Помню, как мы с Володей Богомяковым поехали на КамАЗе с двумя немцами-водителями покупать молочные сепараторы на оборонном предприятии «Полет» в Омске. По дороге нас остановили пьяные люди, у одной бабоньки был открытый перелом ноги, они просили подвезти в больницу. Их было трое: мужик и две бабы, все отчаянно и прекрасно пьяные. Меня оставили на дороге ждать. Было градусов тридцать мороза и снег синий, как сволочь. Я занялся ленд-артом и для пролетающих спутников оставил на заснеженном поле у дороги огромную надпись, протоптанную в снегу: «Вы над СССР». И стал замерзать — ребята задерживались. Вот тогда снег первый раз поманил меня своим теплым сиреневым пальцем. Я вспомнил, как в детстве мы барахтались в снегу и тело горело от жара. Вспомнил игру в царя горы, когда кровь из разбитой губы сладко капает в снег, протаивает его, как снег восторженно щекочет разбитую переносицу. В снегу хорошо драться и так вкусно заедать снегом разбитый рот. Тогда, маленький, я остановился, отвернулся от друзей, которые сцепились в один клубок, и увидел лицо снега. Увидел, что он — живой. Ну, не то чтобы как человек, а как грибы, когда радуешься, выходя на полянку, всю покрытую шляпками грибочков. Я посмотрел на живой снег, и вдруг во двор вбежали две собаки и стали, как дельфины, нырять в наших сугробах. Они гонялись друг за другом, острыми мордами на скаку врезались в мягкое покрывало снега, на секунду исчезали и снова выныривали, крутили шерстью, снег летел от них фонтаном во все стороны. Я смотрел на них, пока кто-то не ударил меня по голове, и я упал в мягкий снег, лежал и чувствовал, как снег тает на припорошенном лице. Потом я вскочил и бросился в нашу кучу-малу.

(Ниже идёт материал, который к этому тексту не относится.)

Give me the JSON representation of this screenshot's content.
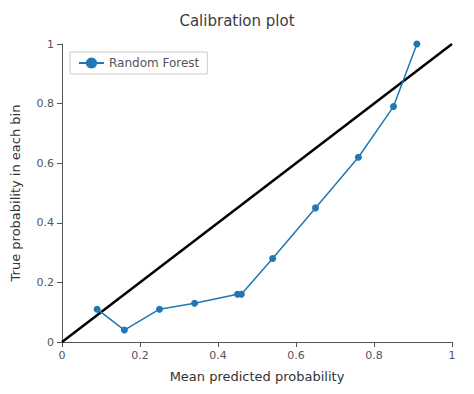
{
  "chart_data": {
    "type": "line",
    "title": "Calibration plot",
    "xlabel": "Mean predicted probability",
    "ylabel": "True probability in each bin",
    "series": [
      {
        "color": "black",
        "x": [
          0,
          1
        ],
        "values": [
          0,
          1
        ]
      },
      {
        "name": "Random Forest",
        "color": "#1f77b4",
        "marker": "circle",
        "x": [
          0.09,
          0.16,
          0.25,
          0.34,
          0.45,
          0.46,
          0.54,
          0.65,
          0.76,
          0.85,
          0.91
        ],
        "values": [
          0.11,
          0.04,
          0.11,
          0.13,
          0.16,
          0.16,
          0.28,
          0.45,
          0.62,
          0.79,
          1.0
        ]
      }
    ],
    "xlim": [
      0.0,
      1.0
    ],
    "ylim": [
      0.0,
      1.0
    ],
    "xticks": [
      0.0,
      0.2,
      0.4,
      0.6,
      0.8,
      1.0
    ],
    "yticks": [
      0.0,
      0.2,
      0.4,
      0.6,
      0.8,
      1.0
    ],
    "legend": "upper left",
    "grid": false
  }
}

Так вот, я стоял в поле у дороги, где-то между Тюменью и Омском, в небе падучими звездами смотрели на мою надпись космические станции, в которых, прилипнув носами к иллюминатору, плакали пьяные космонавты, тоскуя о покинутом доме, отхлебывая водку из тюбиков. Их отделял от нас пустой и бездушный холод космоса, а меня здесь, на земле, поманил снег своим серебряным пальцем. Было часа три ночи. Я не знаю, о чем он шептал мне, замерзающему. Только я узнал его. Он был похож на водку, которой отпаивали меня вернувшиеся после спутники. Он был похож на баню с можжевеловым веником, из которой бросаешься в снег, его сухую колкость, когда в тебя вонзаются тысячи можжевеловых иголочек. Он был похож на драку, когда кожа на лице хрустит своими хрящами. Он был похож на неожиданность, когда ты стоишь ночью под фонарем, поднимаешь голову и — щелк — из ниоткуда, из ничего в кулек света вдруг влетают белые хлопья, которые делают темноту сиреневой — угенс, угенс…
В этом маленьком домике был стол, стул, старое ружье и фикус.
На окне была грязная занавеска и поезда трепали ее, проносясь за окном.
Он разрешал ей рисовать в своем альбоме дежурств,
и однажды из баловства она опустила шлагбаум на спину старой лошади.